Halfway through the season, Leodis McKelvin is leading the NFL in punt returns and is third in the league in returning kickoffs. Sad as it is to contemplate, he's probably the only Bill with a good shot at being named to the Pro Bowl.

But McKelvin doesn't want to talk about the Pro Bowl now. He's more concerned about winning games. Five years into an otherwise disappointing career, he resents the fact that he's come to be defined by his fine work on special teams.

“Of course,” McKelvin said Wednesday. “I'm a cornerback.”

This Sunday in New England, in fact, he'll be a starting cornerback. For the first time this year, and only the second time since early last season, McKelvin will be lining up as the starting left corner when the Bills take on Tom Brady and the high-powered Pats' offense.

McKelvin has been tossed into the fire because of injuries to Aaron Williams and backup Terrence McGee. It's understandable if Bills fans feel a bit of ambivalence about his promotion. Williams has been a wreck at corner in his second pro season. Any change would be welcome at this point.

But turning to McKelvin is like replacing a flat tire with a bald, half-filled spare. You have no choice but to throw it on and hope it holds up until you can find a better option.

There's a reason Williams was ahead of him on the depth chart. McKelvin was the more established failure. The current regime inherited him. They drafted Williams in the second round, as the 34th overall pick of the 2011 draft.

You have to admire McKelvin, for one thing. The guy never loses his confidence. It doesn't matter how many receivers beat him for touchdowns, or how many times he has position and still gets beat.

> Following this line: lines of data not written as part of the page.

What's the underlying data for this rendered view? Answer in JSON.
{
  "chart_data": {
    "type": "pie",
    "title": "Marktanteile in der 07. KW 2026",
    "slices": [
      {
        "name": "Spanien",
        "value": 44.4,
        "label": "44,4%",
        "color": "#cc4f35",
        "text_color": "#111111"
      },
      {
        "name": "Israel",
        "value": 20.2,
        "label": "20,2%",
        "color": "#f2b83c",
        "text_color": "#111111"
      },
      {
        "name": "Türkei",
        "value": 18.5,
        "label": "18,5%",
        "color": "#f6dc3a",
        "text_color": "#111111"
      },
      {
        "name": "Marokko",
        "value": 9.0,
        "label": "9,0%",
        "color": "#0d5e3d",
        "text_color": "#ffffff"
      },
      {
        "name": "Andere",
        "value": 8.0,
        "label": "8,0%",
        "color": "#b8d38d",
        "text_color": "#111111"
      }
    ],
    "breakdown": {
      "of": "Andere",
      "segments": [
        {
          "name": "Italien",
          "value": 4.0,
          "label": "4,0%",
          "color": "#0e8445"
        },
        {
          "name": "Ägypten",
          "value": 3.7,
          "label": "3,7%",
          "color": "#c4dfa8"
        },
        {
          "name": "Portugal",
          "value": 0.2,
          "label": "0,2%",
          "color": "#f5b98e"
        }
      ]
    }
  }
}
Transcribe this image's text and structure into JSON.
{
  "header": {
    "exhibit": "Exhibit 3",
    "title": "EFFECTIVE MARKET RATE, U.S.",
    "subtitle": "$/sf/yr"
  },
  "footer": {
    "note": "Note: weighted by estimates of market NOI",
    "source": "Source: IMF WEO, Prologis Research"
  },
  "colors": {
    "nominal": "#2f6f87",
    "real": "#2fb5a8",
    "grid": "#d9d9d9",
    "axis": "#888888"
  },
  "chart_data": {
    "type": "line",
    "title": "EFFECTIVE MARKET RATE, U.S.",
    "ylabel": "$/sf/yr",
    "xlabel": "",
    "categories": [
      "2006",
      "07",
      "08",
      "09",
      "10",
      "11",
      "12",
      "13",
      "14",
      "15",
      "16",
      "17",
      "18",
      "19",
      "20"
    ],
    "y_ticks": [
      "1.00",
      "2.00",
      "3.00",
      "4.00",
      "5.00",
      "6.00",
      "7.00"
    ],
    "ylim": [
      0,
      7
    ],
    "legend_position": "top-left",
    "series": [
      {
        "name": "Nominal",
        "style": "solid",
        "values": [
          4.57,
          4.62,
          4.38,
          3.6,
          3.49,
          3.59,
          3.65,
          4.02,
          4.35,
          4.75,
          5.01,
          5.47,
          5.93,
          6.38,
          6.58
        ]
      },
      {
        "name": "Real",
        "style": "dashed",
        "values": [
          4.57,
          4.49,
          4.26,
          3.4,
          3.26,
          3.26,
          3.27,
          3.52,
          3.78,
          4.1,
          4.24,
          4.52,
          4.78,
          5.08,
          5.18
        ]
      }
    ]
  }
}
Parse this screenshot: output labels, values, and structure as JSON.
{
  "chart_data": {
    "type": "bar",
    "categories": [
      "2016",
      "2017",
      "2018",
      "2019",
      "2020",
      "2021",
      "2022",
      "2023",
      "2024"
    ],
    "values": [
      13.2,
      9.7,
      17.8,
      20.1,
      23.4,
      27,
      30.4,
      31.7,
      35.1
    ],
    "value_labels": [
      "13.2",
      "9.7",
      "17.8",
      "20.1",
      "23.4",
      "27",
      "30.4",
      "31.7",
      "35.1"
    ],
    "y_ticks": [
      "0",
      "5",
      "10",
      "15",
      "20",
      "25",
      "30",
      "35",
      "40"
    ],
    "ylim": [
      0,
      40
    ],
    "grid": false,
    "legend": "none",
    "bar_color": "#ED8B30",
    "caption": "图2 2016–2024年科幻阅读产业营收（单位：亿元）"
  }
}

He has unshakable belief and a defensive back's most enduring quality – a short memory.

“Lose confidence?” McKelvin said. “That's something a cornerback isn't supposed to do. Everybody is human. We're all human. Things happen. You get a pass caught on you. You just can't let it bother you. You've got to win the majority of your battles out there on the field.

“I mean, if you're not confident in yourself,” he said, “why should you play this game? I'm very confident in my ability to play, no matter what it is, special teams or defense.”

I imagine Brady and the Pats are feeling fairly confident. The Pats have never lost to the Bills in Gillette Stadium. The Bills haven't won in New England since 2000. The Pats have won the last 12 second meetings between the AFC rivals in-season, outscoring the Bills, 344-99, over those dozen games.

Brady is 19-2 in his career against the Bills. He has thrown for 5,170 yards with 49 touchdowns and 18 interceptions. He's probably not crushed to hear McKelvin will start. Brady might send a limousine to the Bills' team hotel, just to make sure Leodis gets to Gillette on time.

McKelvin hasn't come close to justifying the Bills' decision to make him the 11th overall pick of the 2008 draft, and the first cornerback. He established himself as the starter in 2010, but lost the job to McGee – and then Williams – after playing poorly in the first five games a year ago.

There were questions about McKelvin's future coming into this season. He played well as a nickel in training camp. He lost the job to Justin Rogers after getting torched by the Jets' Jeremy Kerley in the opener.

He had an interception in the fourth quarter against the Browns. But for the most part, he has done his work on special teams. He returned a punt 88 yards for a TD against the Chiefs. He had an 80-yard punt return nullified by a penalty in San Francisco.

At 27 years old, in the final year of a five-year rookie contract that has paid him nearly $20 million, McKelvin knows he has a lot to prove.

“Oh, most definitely,” he said. “Every time you go out on the field, you've got something to prove. You've got something to prove to the guys that you're playing against. You've got something to prove to the guys you're playing with, and to the guys who trusted you to go out and perform.”

More than once, he mentioned “bad breaks” that have gone against him during his time with the Bills. He acts as if losing coverage or having a taller receiver snatch the ball from him in mid-air were mere incidents of misfortune, rather than inferior defensive play on his part.

Fans recollect with an unforgiving clarity. They will remember McKelvin as a gifted athlete who couldn't master the art of pass defense. For all the long returns, it's the one fateful decision they'll remember most, the late fumbled kickoff return that cost the Bills a victory on a Monday night in the 2009 opener in New England.

“You all won't ever let it go,” McKelvin said. “It's something that happened in the past. Just leave it in the past. I'm not worried about it. Hopefully, the people around this area aren't.”

Fair or not, it's the signature moment in McKelvin's career, and one of the jarring memories in the Bills' long run of failure in New England. The TV announcers are bound to cover it at some point Sunday. Bills fans can only hope that McKelvin manages to cover somebody, too.